Source code for fepops.fepops_persistent.fepops_persistent_abc

import logging
import multiprocessing as mp
from abc import ABCMeta, abstractmethod
from pathlib import Path
from typing import Union

import numpy as np
from rdkit import Chem
from scipy.spatial.distance import cdist, pdist, squareform
from tqdm import tqdm

from fepops.fepops import GetFepopStatusCode

from ..fepops import OpenFEPOPS


[docs]class FepopsPersistentAbstractBaseClass(metaclass=ABCMeta):
    """Abstract base class for persistent fepops storage

    New storage methods may be implemented as demonstrated in fepopsdb_json.py
    or in fepopsdb_sqlite.py by extending this abstract base class which
    provides some required functionality like:

    - save_descriptors(smiles: Union[str, Path, list[str]]) to save a smiles
        file/list of smiles to the persistent storage
    - get_cansmi_to_mol_dict_not_in_database(smiles: Union[str, Path, list[str]])
        to retrieve a unique dictionary with canonical smiles as keys not already
        stored in the database and rdkit mol objects as values.

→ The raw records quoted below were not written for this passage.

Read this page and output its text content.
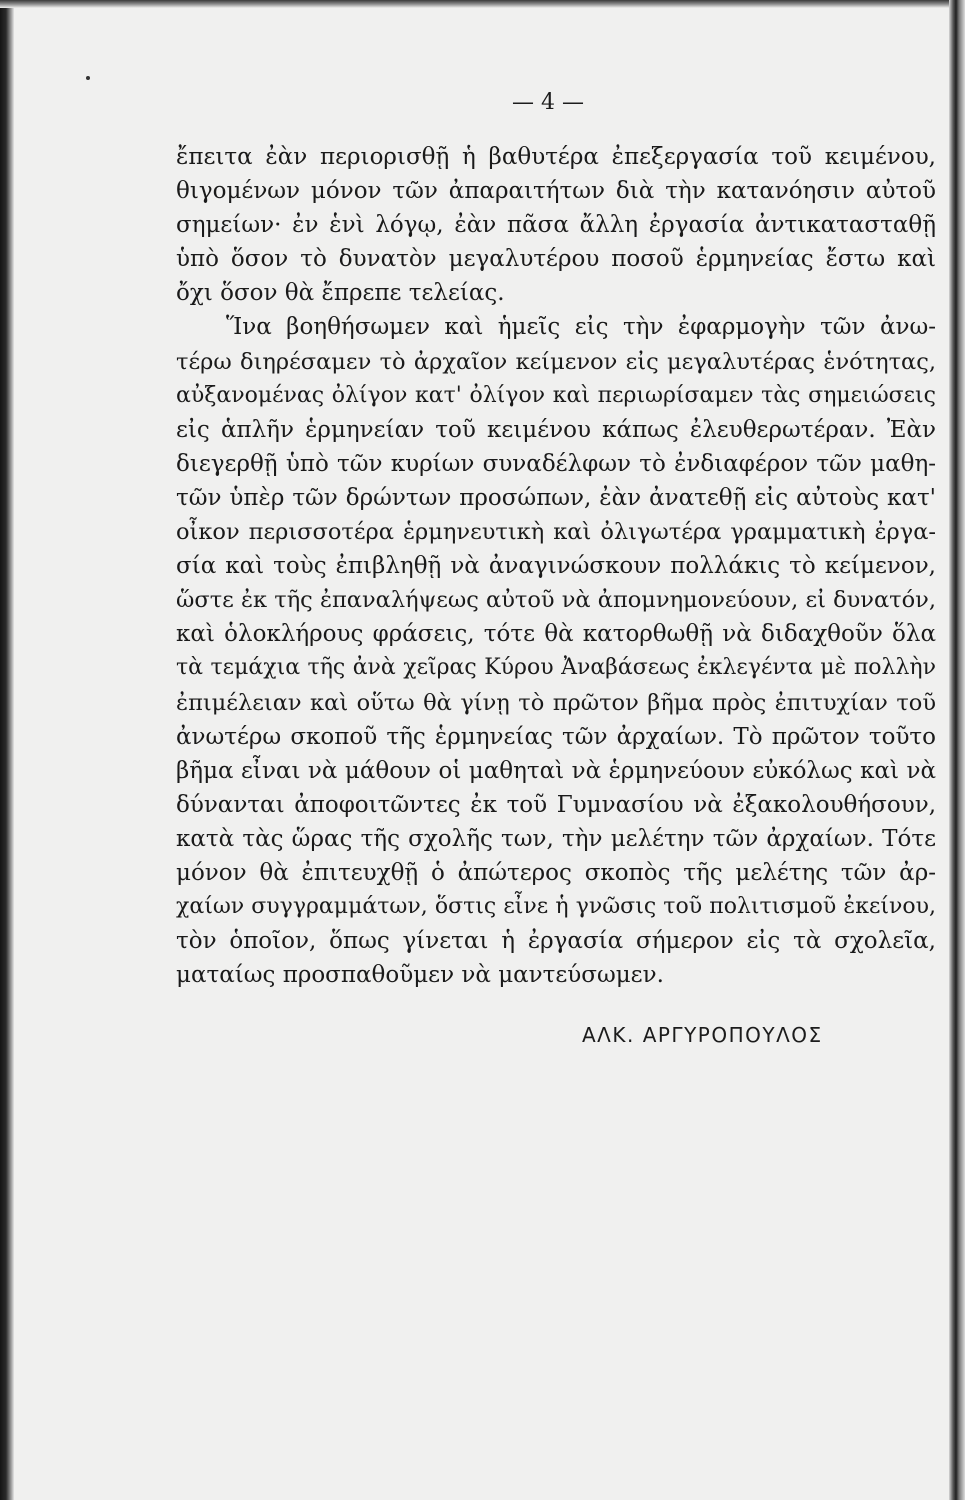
— 4 —
ἔπειτα ἐὰν περιορισθῇ ἡ βαθυτέρα ἐπεξεργασία τοῦ κειμένου,
θιγομένων μόνον τῶν ἀπαραιτήτων διὰ τὴν κατανόησιν αὐτοῦ
σημείων· ἐν ἑνὶ λόγῳ, ἐὰν πᾶσα ἄλλη ἐργασία ἀντικατασταθῇ
ὑπὸ ὅσον τὸ δυνατὸν μεγαλυτέρου ποσοῦ ἑρμηνείας ἔστω καὶ
ὄχι ὅσον θὰ ἔπρεπε τελείας.
Ἵνα βοηθήσωμεν καὶ ἡμεῖς εἰς τὴν ἐφαρμογὴν τῶν ἀνω-
τέρω διηρέσαμεν τὸ ἀρχαῖον κείμενον εἰς μεγαλυτέρας ἑνότητας,
αὐξανομένας ὀλίγον κατ' ὀλίγον καὶ περιωρίσαμεν τὰς σημειώσεις
εἰς ἁπλῆν ἑρμηνείαν τοῦ κειμένου κάπως ἐλευθερωτέραν. Ἐὰν
διεγερθῇ ὑπὸ τῶν κυρίων συναδέλφων τὸ ἐνδιαφέρον τῶν μαθη-
τῶν ὑπὲρ τῶν δρώντων προσώπων, ἐὰν ἀνατεθῇ εἰς αὐτοὺς κατ'
οἶκον περισσοτέρα ἑρμηνευτικὴ καὶ ὀλιγωτέρα γραμματικὴ ἐργα-
σία καὶ τοὺς ἐπιβληθῇ νὰ ἀναγινώσκουν πολλάκις τὸ κείμενον,
ὥστε ἐκ τῆς ἐπαναλήψεως αὐτοῦ νὰ ἀπομνημονεύουν, εἰ δυνατόν,
καὶ ὁλοκλήρους φράσεις, τότε θὰ κατορθωθῇ νὰ διδαχθοῦν ὅλα
τὰ τεμάχια τῆς ἀνὰ χεῖρας Κύρου Ἀναβάσεως ἐκλεγέντα μὲ πολλὴν
ἐπιμέλειαν καὶ οὕτω θὰ γίνῃ τὸ πρῶτον βῆμα πρὸς ἐπιτυχίαν τοῦ
ἀνωτέρω σκοποῦ τῆς ἑρμηνείας τῶν ἀρχαίων. Τὸ πρῶτον τοῦτο
βῆμα εἶναι νὰ μάθουν οἱ μαθηταὶ νὰ ἑρμηνεύουν εὐκόλως καὶ νὰ
δύνανται ἀποφοιτῶντες ἐκ τοῦ Γυμνασίου νὰ ἐξακολουθήσουν,
κατὰ τὰς ὥρας τῆς σχολῆς των, τὴν μελέτην τῶν ἀρχαίων. Τότε
μόνον θὰ ἐπιτευχθῇ ὁ ἀπώτερος σκοπὸς τῆς μελέτης τῶν ἀρ-
χαίων συγγραμμάτων, ὅστις εἶνε ἡ γνῶσις τοῦ πολιτισμοῦ ἐκείνου,
τὸν ὁποῖον, ὅπως γίνεται ἡ ἐργασία σήμερον εἰς τὰ σχολεῖα,
ματαίως προσπαθοῦμεν νὰ μαντεύσωμεν.
ΑΛΚ. ΑΡΓΥΡΟΠΟΥΛΟΣ
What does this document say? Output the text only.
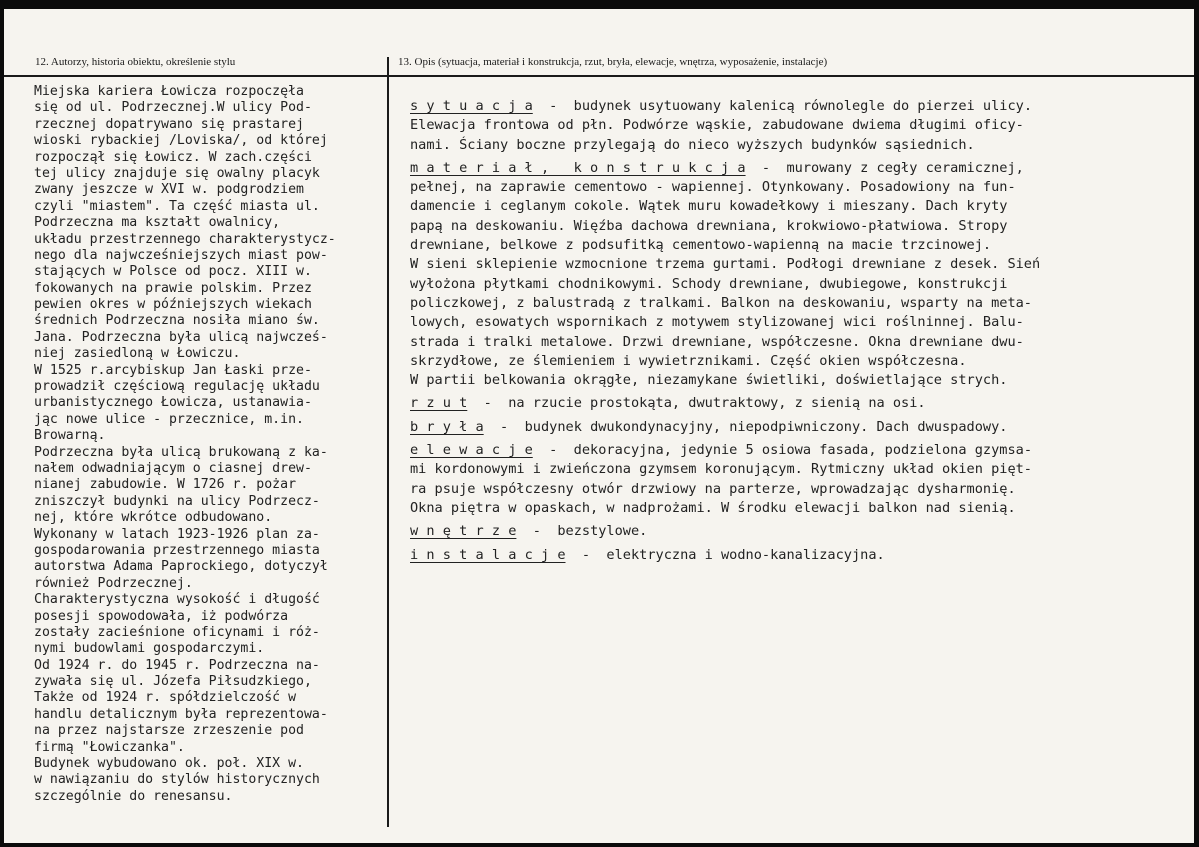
12. Autorzy, historia obiektu, określenie stylu	13. Opis (sytuacja, materiał i konstrukcja, rzut, bryła, elewacje, wnętrza, wyposażenie, instalacje)
Miejska kariera Łowicza rozpoczęła
się od ul. Podrzecznej.W ulicy Pod-
rzecznej dopatrywano się prastarej
wioski rybackiej /Loviska/, od której
rozpoczął się Łowicz. W zach.części
tej ulicy znajduje się owalny placyk
zwany jeszcze w XVI w. podgrodziem
czyli "miastem". Ta część miasta ul.
Podrzeczna ma kształt owalnicy,
układu przestrzennego charakterystycz-
nego dla najwcześniejszych miast pow-
stających w Polsce od pocz. XIII w.
fokowanych na prawie polskim. Przez
pewien okres w późniejszych wiekach
średnich Podrzeczna nosiła miano św.
Jana. Podrzeczna była ulicą najwcześ-
niej zasiedloną w Łowiczu.
W 1525 r.arcybiskup Jan Łaski prze-
prowadził częściową regulację układu
urbanistycznego Łowicza, ustanawia-
jąc nowe ulice - przecznice, m.in.
Browarną.
Podrzeczna była ulicą brukowaną z ka-
nałem odwadniającym o ciasnej drew-
nianej zabudowie. W 1726 r. pożar
zniszczył budynki na ulicy Podrzecz-
nej, które wkrótce odbudowano.
Wykonany w latach 1923-1926 plan za-
gospodarowania przestrzennego miasta
autorstwa Adama Paprockiego, dotyczył
również Podrzecznej.
Charakterystyczna wysokość i długość
posesji spowodowała, iż podwórza
zostały zacieśnione oficynami i róż-
nymi budowlami gospodarczymi.
Od 1924 r. do 1945 r. Podrzeczna na-
zywała się ul. Józefa Piłsudzkiego,
Także od 1924 r. spółdzielczość w
handlu detalicznym była reprezentowa-
na przez najstarsze zrzeszenie pod
firmą "Łowiczanka".
Budynek wybudowano ok. poł. XIX w.
w nawiązaniu do stylów historycznych
szczególnie do renesansu.
s y t u a c j a  -  budynek usytuowany kalenicą równolegle do pierzei ulicy.
Elewacja frontowa od płn. Podwórze wąskie, zabudowane dwiema długimi oficy-
nami. Ściany boczne przylegają do nieco wyższych budynków sąsiednich.
m a t e r i a ł ,   k o n s t r u k c j a  -  murowany z cegły ceramicznej,
pełnej, na zaprawie cementowo - wapiennej. Otynkowany. Posadowiony na fun-
damencie i ceglanym cokole. Wątek muru kowadełkowy i mieszany. Dach kryty
papą na deskowaniu. Więźba dachowa drewniana, krokwiowo-płatwiowa. Stropy
drewniane, belkowe z podsufitką cementowo-wapienną na macie trzcinowej.
W sieni sklepienie wzmocnione trzema gurtami. Podłogi drewniane z desek. Sień
wyłożona płytkami chodnikowymi. Schody drewniane, dwubiegowe, konstrukcji
policzkowej, z balustradą z tralkami. Balkon na deskowaniu, wsparty na meta-
lowych, esowatych wspornikach z motywem stylizowanej wici roślninnej. Balu-
strada i tralki metalowe. Drzwi drewniane, współczesne. Okna drewniane dwu-
skrzydłowe, ze ślemieniem i wywietrznikami. Część okien współczesna.
W partii belkowania okrągłe, niezamykane świetliki, doświetlające strych.
r z u t  -  na rzucie prostokąta, dwutraktowy, z sienią na osi.
b r y ł a  -  budynek dwukondynacyjny, niepodpiwniczony. Dach dwuspadowy.
e l e w a c j e  -  dekoracyjna, jedynie 5 osiowa fasada, podzielona gzymsa-
mi kordonowymi i zwieńczona gzymsem koronującym. Rytmiczny układ okien pięt-
ra psuje współczesny otwór drzwiowy na parterze, wprowadzając dysharmonię.
Okna piętra w opaskach, w nadprożami. W środku elewacji balkon nad sienią.
w n ę t r z e  -  bezstylowe.
i n s t a l a c j e  -  elektryczna i wodno-kanalizacyjna.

    When writing your own persistent storage methods, you must override the
    following methods:

    add_fepop(rdkit_canonical_smiles: str, fepops: np.ndarray)
    ----------------------------------------------------------
    Add the fepop to persistent storage. super().add_fepop may be called by the
    overridden function to perform type checks on arguments.

    fepop_exists(rdkit_canonical_smiles: str)
    -----------------------------------------
    Return True if the canonical smiles is already in the database, and False if
    not. super().fepop_exists may be called by the overridden function to
    perform type checks on arguments.

    get_fepops(rdkit_canonical_smiles: str)
    ---------------------------------------
    Return a fepop from persistent storage. If it does not exist, then generate
    it by calling self.fepops_object.get_fepops which is supplied by this base
    class. super().get_fepops may be called by the overridden function to
    perform type checks on arguments. With this function in place it allows
    interface compatibility with a standard Fepops object.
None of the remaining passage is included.